Archive

Quotes

Is it only the mouth and belly which are injured by hunger and thirst? Men’s minds are also injured by them.

—Mencius, 300 BC

Bad men live that they may eat and drink, whereas good men eat and drink that they may live.

—Socrates, c. 430 BC

The decline of the aperitif may well be one of the most depressing phenomena of our time.

—Luis Buñuel, 1983

When the stomach is full, it is easy to talk of fasting.

—St. Jerome, 395

One cannot think well, love well, sleep well, if one has not dined well.

—Virginia Woolf, 1929

Cooking is the most massive rush. It’s like having the most amazing hard-on, with Viagra sprinkled on top of it, and it’s still there twelve hours later.

—Gordon Ramsey, 2003

The proof of the pudding is in the eating.

—Miguel de Cervantes, 1615

One of the important requirements for learning how to cook is that you also learn how to eat.

—Julia Child, 2001

To safeguard one’s health at the cost of too strict a diet is a tiresome illness indeed.

—La Rochefoucauld, 1678

’Tis an ill cook that cannot lick his own fingers.
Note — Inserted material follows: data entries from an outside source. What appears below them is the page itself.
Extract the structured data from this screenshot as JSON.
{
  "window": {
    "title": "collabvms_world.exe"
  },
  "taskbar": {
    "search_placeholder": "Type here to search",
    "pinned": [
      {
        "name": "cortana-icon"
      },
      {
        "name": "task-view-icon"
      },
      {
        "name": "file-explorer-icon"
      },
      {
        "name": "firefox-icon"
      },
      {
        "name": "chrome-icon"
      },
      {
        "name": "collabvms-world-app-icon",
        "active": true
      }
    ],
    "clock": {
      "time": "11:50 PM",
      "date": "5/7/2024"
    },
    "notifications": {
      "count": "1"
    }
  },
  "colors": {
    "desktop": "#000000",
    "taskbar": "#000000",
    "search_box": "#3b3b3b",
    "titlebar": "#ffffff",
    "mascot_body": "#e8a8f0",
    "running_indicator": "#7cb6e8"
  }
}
—William Shakespeare, c. 1595

Whatsoever was the father of a disease, an ill diet was the mother.

—George Herbert, 1651

It is not from the benevolence of the butcher, the brewer, or the baker that we expect our dinner, but from their regard for their own interest.

—Adam Smith, 1776

I cannot but bless the memory of Julius Caesar, for the great esteem he expressed for fat men and his aversion to lean ones.